На нашем сайте KnigaRead.com Вы можете абсолютно бесплатно читать книгу онлайн Владимир Солоухин, "Мать-мачеха" бесплатно, без регистрации.
Перейти на страницу:

Русскому зимнему лесу, русскому зимнему пейзажу вообще, как ни удивительно, не повезло в живописи. Шишкин писал все больше лето, Левитан — все больше весну и осень. Поленов, Куинджи, Саврасов, Васильев, Нестеров, Васнецов… Вспоминается либо весенняя суета грачей, либо июньское кипение цветов около старого забора, либо прудик, затянутый ряской, либо привольные русские дали то с рожью, то с лесом, то со свинцовой рекой и свинцовыми же облаками над ней.

То ли трудно схватить и передать, то ли простейшие житейские трудности: зябнут руки, густеет на морозе краска. Да и художникам зимой предпочтительней в шумных больших городах.

У старушки, учителевой вдовы, оказался желтенький, прямо-таки охристый домик в три окна, низенький, аккуратный, с палисадником. Заиндевевшая теперь сирень покоится ветвями на железной крыше. Летом из-за сирени, наверно, и не увидишь домик. А в горнице, наверно, в самые жаркие дни темно-зеленая сумеречная прохлада. Ну, и геранька на подоконниках, и развесистый фикус в углу, и половичок, и по праздникам — красненькое мерцание лампады.

Так оно все и оказалось, когда Дмитрий вошел в переднюю горницу. Да еще не учтенное воображением — покривившийся самоваришко на столе.

Теперь трудно было бы по вещам, по атмосфере угадать, каким был покойный хозяин домика, сам сельский учитель. Годы вдовствования милой Аграфены Ивановны уж наложили на все свою печать. Женский старушечий уют. Кошка, чтобы погладить. Спицы с клубком шерсти — связать себе душегрейку. Банка варенья — побаловаться чайком.

(Впрочем, о старых учителях у Дмитрия давно сложилось (после Чехова, что ли?) определенное нелестное мнение.

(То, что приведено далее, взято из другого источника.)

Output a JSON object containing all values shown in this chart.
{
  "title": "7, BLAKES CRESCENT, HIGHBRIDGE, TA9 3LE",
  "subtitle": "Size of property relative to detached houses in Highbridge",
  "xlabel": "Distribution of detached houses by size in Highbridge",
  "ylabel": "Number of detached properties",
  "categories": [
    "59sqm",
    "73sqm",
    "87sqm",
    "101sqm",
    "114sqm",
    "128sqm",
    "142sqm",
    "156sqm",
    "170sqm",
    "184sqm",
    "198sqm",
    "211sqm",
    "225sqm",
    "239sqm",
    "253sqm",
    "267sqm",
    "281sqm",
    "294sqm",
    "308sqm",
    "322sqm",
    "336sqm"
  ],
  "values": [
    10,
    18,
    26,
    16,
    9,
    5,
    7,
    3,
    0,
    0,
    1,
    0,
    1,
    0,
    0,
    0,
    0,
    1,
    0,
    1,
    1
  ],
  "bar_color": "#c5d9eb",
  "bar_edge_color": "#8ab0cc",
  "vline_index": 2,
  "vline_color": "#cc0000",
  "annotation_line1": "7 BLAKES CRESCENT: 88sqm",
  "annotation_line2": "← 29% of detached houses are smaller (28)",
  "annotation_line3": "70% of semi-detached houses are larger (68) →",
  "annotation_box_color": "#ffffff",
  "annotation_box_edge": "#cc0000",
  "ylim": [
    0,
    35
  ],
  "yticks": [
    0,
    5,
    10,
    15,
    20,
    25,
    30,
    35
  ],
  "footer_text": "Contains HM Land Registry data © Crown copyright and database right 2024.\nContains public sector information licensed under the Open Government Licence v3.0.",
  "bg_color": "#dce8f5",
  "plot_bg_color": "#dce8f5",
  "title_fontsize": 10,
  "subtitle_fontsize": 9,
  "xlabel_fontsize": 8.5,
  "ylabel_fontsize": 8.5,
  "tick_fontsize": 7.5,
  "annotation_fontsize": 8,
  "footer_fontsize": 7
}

Засосанные, как тиной, провинциальной жизнью, грубые, невежественные, бьющие учеников линейкой по рукам (так рассказывали в школе), они (почему-то представлялось Дмитрию) чаще всего либо спивались, либо кончали самоубийством. Чему они могли научить деревенских ребятишек, если у самих у них, пользуясь нынешним уж, современным выражением, не было никаких культурных запросов?)

— Как вы быстро отозвались! — мягко говорила между тем Аграфена Ивановна. — А я прослышала, что в наших местах объявился… поэт или… человек, готовящий себя к поэтическому поприщу, и послала записочку с оказией. Вы знаете, после Леонида Федоровича осталось много книг. Они теперь в беспорядке, в чулане. Жалко, если вовсе пропадут, когда меня не будет. Может быть, вы покопались бы. И если вас что-нибудь заинтересует… Нет, вы не подумайте. Я не на предмет продажи. Просто так, чтобы попали в хорошие, понимающие руки.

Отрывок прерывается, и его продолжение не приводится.